相続とは、自然人が死亡することによって、その自然人が有していた財産や権利・義務を、法律の規定や本人の意思に基づいて相続人に包括的に承継させることです。

ちなみに、この死んだ人のことを被相続人といいます。

相続開始の原因・時期

相続は、被相続人の死亡によって開始されます(民法882条)。

相続関係が発生するためには、被相続人が死亡する時に相続人が生きていることが必要です。ただし、代襲相続が生じる場合があります。代襲相続については後で詳しく説明します。

これに関連して、民法では、以下2つの規定が設けられています。

同時死亡の推定(32条の2)

数人の者が同時に死亡した場合において、それぞれの死亡の先後が明らかでない場合には、これらの者は同時に死亡したものと推定されます(32条の2)。

例えば、A、Aの妻であるB、Aの息子であるC、Aの母であるD(父Eは既に死亡)で構成されている家族がいたとして、AとCが死亡した場合を考えてみます。Aの財産はどのように相続されるでしょうか。(Cの財産については、ここでは考えません。)

Aが先に死亡していれば、Aの財産はBとCに2分の1ずつ相続され、Cの死亡によって、Cの財産はBに相続されます。

Aが先に死亡

一方、Cが先に死亡した場合は、Aの死亡時点では生存している直系卑属がいないので、Aの財産は、Bに3分の2、Dに3分の1相続され、Bの相続分は、Aが先に死亡した場合よりも少なくなってしまいます。

Cが先に死亡

このように、複数の家族が死亡した場合、それぞれの死亡時期によって、どれだけ相続できるかが変わってきてしまうので、争点になることがあります。

そこで、複数の者が死亡したが、その先後が明らかでない場合は、同時に死亡したと推定されることになっています。

32条の2 数人の者が死亡した場合において、そのうちの一人が他の者の死亡後になお生存していたことが明らかでないときは、これらの者は、同時に死亡したものと推定する。

胎児

民法の構造のところで説明しましたが、権利能力とは、権利を持ち義務を負担する主体となることができる能力のことで、自然人は出生により権利能力を取得します(3条1項)。

しかし、胎児だからといって権利能力を認めなければ、出生の時期によって不公平な結果となる場合があります。
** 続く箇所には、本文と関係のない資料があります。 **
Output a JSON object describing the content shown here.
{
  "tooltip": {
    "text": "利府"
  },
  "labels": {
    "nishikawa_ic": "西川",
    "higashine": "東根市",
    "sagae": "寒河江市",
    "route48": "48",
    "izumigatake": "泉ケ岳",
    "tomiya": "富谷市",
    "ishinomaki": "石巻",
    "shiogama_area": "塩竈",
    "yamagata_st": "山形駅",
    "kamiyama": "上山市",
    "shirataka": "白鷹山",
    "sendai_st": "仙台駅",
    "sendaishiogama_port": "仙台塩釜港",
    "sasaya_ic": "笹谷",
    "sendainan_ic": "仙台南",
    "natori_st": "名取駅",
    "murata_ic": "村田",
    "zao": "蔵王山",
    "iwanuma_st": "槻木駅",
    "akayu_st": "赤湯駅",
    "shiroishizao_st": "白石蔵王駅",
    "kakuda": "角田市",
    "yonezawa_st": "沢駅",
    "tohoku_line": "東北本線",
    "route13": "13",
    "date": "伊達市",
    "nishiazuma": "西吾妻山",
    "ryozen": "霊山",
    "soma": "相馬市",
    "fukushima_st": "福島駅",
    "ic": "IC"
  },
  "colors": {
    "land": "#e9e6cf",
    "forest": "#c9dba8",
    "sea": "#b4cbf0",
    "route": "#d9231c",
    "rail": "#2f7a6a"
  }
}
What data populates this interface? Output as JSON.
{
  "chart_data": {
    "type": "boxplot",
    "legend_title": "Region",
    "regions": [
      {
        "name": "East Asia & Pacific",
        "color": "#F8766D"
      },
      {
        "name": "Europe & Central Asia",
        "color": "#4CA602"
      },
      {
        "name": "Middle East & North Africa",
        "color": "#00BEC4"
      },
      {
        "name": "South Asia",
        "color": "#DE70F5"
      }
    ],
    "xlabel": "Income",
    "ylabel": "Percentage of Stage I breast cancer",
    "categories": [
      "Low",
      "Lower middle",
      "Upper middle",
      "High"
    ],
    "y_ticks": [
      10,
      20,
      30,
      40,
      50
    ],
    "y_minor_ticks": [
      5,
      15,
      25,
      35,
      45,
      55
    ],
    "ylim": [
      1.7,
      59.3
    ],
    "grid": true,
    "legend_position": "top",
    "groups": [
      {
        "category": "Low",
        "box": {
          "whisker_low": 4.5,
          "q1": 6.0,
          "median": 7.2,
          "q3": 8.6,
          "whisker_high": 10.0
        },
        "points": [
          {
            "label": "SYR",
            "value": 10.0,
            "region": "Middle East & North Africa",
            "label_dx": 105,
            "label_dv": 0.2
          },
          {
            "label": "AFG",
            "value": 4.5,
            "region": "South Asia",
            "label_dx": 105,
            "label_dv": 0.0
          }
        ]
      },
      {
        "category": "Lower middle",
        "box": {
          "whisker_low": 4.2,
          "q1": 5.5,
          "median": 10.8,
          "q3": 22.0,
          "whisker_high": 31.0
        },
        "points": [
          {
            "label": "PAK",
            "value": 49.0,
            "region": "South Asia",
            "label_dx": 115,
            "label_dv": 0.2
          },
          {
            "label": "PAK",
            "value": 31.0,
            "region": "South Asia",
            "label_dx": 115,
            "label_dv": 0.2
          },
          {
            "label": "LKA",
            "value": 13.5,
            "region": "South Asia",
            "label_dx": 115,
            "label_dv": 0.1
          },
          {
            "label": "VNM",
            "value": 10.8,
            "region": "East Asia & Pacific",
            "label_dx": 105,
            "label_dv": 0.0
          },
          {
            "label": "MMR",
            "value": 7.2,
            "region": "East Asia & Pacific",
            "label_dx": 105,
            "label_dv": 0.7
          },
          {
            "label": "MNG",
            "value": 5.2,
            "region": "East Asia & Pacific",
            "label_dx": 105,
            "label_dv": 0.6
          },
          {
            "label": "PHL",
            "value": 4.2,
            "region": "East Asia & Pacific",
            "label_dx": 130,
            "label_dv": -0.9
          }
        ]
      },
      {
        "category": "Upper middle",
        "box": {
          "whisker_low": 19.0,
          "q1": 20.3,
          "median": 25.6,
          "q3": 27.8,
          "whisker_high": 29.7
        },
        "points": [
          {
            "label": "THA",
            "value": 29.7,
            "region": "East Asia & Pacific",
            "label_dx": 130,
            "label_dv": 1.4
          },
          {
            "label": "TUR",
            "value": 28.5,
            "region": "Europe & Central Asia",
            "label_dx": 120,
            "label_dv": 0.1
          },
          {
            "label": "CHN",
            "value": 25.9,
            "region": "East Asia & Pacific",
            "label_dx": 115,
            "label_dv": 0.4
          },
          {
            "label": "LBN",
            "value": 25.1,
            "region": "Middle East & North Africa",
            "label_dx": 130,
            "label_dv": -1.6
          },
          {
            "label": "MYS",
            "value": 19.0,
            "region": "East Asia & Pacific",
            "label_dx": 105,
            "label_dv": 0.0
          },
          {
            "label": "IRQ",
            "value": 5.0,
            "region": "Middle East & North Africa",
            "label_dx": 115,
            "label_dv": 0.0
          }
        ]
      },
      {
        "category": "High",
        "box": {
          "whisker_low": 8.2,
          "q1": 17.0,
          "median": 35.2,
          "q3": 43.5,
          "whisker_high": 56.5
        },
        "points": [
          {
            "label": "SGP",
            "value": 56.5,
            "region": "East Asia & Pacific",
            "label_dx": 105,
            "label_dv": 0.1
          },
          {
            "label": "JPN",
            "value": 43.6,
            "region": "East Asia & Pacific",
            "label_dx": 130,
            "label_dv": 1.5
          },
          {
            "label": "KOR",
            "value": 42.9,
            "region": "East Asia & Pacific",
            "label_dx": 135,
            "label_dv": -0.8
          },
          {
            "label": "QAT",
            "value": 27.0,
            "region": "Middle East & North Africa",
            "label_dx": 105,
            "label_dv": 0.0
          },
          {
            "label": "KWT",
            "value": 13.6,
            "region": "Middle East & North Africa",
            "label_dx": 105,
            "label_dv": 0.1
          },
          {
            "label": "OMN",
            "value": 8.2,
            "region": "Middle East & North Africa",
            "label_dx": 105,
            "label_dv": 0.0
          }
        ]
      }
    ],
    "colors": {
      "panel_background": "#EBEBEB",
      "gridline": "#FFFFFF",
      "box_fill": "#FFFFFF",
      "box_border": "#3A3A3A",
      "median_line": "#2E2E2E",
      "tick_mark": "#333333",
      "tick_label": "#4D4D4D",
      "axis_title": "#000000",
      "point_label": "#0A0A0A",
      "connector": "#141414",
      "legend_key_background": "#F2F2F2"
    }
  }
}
そこで、胎児にも権利能力が認められているのが、相続です(886条1項)。

例えば、胎児が生まれる前に、胎児の父親が死亡した場合、胎児に権利能力が認められなければ、胎児は父親の財産を相続することができません。胎児が生まれる時期によって、相続上の利益を得るかどうかが決まってしまうのは、胎児にとって不公平な結果となります。そこで、相続については、胎児にも権利能力が認められたのです。

民法886条 1項 胎児は、相続については、既に生まれたものとみなす。